# Quickly make a pairs trading strategy with 500 stocks

# Quickly make a pairs trading strategy with 500 stocks

Pairs trading is a market-neutral strategy used to exploit the relative value discrepancies between two correlated stocks.

We buy an “undervalued” stock and sell an “overvalued” one with the assumption the relationship will mean revert.

Pairs trading involves some basic statistics which are easy to implement in Python.

In today’s newsletter, we’ll build a basic pairs trading strategy and backtest it with VectorBT Pro.

Let’s go!

## Quickly make a pairs trading strategy with 500 stocks

In practice, pairs trading starts with identifying two stocks with a strong historical correlation. Traders monitor the price spread between these stocks and trade them when deviations occur.

Tools like cointegration tests help in this process.

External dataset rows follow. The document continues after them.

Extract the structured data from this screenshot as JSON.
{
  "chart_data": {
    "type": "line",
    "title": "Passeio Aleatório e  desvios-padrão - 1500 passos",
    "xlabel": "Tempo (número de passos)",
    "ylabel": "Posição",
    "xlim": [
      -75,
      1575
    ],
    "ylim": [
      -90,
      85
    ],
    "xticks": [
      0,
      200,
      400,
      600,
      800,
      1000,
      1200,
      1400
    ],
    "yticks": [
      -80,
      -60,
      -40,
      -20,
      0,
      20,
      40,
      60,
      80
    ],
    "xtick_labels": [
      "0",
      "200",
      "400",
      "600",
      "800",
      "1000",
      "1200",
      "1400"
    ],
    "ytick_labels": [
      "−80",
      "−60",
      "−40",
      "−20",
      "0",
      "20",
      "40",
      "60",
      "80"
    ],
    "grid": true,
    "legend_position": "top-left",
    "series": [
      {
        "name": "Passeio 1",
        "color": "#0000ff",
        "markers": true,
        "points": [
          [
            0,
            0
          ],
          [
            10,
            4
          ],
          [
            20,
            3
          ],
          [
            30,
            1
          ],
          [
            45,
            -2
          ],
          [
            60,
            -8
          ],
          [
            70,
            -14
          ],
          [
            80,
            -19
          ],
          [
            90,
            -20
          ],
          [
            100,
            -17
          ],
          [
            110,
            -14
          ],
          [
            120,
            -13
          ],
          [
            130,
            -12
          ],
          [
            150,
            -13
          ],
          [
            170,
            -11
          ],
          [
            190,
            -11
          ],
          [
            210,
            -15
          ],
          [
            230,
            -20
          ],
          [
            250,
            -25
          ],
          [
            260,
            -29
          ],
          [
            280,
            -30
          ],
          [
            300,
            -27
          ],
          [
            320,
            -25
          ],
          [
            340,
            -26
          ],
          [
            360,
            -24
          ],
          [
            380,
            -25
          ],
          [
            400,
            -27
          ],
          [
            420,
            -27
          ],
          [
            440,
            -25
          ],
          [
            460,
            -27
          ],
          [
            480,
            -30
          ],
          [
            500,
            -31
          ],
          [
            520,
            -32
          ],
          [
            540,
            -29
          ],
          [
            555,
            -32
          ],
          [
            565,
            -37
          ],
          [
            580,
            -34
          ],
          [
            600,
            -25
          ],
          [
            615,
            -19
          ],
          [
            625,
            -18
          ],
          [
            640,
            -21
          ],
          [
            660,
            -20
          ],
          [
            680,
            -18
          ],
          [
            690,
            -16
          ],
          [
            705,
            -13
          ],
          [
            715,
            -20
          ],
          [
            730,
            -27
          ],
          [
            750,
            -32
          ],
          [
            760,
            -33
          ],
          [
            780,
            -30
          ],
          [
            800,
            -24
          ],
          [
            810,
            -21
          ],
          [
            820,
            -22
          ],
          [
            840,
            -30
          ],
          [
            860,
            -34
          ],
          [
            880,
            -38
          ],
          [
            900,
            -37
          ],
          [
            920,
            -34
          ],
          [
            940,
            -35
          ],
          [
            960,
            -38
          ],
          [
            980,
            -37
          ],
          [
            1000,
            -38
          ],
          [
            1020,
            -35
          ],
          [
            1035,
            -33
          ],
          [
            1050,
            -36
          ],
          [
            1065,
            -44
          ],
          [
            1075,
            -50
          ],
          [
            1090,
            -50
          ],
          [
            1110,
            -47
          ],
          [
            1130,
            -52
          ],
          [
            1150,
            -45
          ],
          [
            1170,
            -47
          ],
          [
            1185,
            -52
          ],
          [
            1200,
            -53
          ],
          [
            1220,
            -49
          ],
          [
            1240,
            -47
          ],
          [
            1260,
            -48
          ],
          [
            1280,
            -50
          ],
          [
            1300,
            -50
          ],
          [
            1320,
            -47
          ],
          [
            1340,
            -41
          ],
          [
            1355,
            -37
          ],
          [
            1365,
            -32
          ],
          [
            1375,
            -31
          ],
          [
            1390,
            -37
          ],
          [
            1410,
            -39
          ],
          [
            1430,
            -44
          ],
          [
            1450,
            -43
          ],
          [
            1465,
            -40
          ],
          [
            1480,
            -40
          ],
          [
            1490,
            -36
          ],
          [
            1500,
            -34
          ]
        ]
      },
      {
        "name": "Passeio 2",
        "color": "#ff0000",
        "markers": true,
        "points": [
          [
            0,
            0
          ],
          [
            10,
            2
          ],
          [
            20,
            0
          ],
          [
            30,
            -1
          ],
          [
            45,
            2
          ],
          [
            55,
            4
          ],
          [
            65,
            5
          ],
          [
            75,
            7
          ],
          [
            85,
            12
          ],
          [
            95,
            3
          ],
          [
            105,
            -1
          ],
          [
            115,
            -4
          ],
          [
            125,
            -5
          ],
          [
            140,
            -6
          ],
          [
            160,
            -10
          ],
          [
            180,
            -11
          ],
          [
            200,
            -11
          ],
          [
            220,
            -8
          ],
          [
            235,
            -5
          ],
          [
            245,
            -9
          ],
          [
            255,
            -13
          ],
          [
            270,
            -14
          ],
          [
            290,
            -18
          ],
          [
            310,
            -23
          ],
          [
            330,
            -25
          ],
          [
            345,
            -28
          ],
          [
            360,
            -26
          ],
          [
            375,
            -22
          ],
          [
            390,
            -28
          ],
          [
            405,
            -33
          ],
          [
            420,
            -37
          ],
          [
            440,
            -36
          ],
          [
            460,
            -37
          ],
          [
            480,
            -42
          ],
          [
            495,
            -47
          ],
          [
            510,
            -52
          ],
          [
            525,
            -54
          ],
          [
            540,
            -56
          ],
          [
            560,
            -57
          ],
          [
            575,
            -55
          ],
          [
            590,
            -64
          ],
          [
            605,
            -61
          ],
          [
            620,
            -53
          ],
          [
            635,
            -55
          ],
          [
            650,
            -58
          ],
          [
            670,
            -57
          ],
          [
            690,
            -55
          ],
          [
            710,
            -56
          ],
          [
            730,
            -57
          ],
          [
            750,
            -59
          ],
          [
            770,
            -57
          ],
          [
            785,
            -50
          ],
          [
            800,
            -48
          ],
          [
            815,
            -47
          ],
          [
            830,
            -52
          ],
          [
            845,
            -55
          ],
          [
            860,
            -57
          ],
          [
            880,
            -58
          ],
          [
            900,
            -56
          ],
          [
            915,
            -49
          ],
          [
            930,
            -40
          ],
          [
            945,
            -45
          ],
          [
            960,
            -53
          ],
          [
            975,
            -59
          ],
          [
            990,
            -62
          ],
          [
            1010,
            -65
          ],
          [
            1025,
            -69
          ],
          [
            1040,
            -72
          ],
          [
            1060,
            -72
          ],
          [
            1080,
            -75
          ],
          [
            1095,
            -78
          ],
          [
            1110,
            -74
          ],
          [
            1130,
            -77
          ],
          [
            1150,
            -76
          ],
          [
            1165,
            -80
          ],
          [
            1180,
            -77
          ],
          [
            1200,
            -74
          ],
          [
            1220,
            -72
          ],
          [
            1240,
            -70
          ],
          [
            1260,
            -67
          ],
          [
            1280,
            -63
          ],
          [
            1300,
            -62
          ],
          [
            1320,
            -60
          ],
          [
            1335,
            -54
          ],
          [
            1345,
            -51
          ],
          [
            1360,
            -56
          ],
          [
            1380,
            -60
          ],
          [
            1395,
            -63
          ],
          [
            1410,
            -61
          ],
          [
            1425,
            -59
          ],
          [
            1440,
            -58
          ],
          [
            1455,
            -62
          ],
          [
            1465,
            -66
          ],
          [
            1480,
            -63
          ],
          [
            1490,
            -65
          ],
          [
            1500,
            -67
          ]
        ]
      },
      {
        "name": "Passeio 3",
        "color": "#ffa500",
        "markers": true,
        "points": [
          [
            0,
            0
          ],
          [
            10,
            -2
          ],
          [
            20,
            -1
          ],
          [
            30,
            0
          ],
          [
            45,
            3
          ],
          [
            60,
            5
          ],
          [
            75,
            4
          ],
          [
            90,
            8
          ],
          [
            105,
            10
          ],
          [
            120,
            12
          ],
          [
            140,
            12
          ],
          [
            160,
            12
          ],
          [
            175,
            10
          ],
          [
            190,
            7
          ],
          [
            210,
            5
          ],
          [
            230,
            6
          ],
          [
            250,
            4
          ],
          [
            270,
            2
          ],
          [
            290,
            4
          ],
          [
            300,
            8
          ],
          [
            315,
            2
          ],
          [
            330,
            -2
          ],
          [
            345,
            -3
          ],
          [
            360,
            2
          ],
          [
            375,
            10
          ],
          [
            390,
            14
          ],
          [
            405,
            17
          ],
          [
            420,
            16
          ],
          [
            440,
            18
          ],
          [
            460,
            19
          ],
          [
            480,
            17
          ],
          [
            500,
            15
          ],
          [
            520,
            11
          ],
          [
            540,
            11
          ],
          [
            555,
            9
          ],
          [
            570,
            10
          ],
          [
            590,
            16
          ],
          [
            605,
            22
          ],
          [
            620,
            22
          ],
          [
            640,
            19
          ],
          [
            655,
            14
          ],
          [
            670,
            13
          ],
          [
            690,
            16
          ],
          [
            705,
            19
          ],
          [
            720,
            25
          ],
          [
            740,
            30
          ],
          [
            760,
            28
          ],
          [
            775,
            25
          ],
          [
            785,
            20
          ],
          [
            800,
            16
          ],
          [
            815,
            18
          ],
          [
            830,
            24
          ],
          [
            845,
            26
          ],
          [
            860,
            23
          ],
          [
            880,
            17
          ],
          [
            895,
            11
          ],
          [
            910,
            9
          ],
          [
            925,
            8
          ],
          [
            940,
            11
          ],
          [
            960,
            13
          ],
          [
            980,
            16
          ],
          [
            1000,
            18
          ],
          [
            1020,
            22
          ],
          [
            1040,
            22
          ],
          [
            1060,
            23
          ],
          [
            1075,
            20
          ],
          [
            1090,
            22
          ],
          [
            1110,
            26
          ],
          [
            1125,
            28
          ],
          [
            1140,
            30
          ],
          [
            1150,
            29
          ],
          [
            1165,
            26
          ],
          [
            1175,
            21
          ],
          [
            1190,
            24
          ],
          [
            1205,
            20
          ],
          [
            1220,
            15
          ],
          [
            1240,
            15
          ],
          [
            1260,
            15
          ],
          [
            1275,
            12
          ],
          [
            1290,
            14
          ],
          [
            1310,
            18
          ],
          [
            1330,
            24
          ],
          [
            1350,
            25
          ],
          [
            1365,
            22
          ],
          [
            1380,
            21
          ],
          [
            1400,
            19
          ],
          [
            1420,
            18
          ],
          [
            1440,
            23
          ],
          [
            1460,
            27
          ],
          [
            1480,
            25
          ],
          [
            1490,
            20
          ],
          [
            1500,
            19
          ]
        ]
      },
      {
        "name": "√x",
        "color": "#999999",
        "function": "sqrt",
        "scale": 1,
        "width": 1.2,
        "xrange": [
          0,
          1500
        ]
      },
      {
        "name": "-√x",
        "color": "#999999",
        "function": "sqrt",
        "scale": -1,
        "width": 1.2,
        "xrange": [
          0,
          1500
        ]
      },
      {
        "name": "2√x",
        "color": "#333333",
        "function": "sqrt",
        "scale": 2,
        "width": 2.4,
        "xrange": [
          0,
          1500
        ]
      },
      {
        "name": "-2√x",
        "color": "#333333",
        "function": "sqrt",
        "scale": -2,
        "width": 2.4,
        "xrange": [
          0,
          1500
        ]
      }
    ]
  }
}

Cointegration looks to see how stable the relationship between the pairs is. Statistical arbitrage, like pairs trading, uses models to pinpoint mispricings, incorporating factors like momentum and volatility.

Spread is the relative performance between the assets. Whenever the spread increases and reaches a threshold, we take a long position in the underperformer and a short position in the overachiever.

Such a threshold is usually set to a number of standard deviations from the mean.

Let's see how it works with Python.

### Imports and set up

You’ll need VectorBT Pro for today’s newsletter. After you install it, import pandas, SciPy, Statsmodels, and NumPy.

Great example of the Python Quant Stack in action!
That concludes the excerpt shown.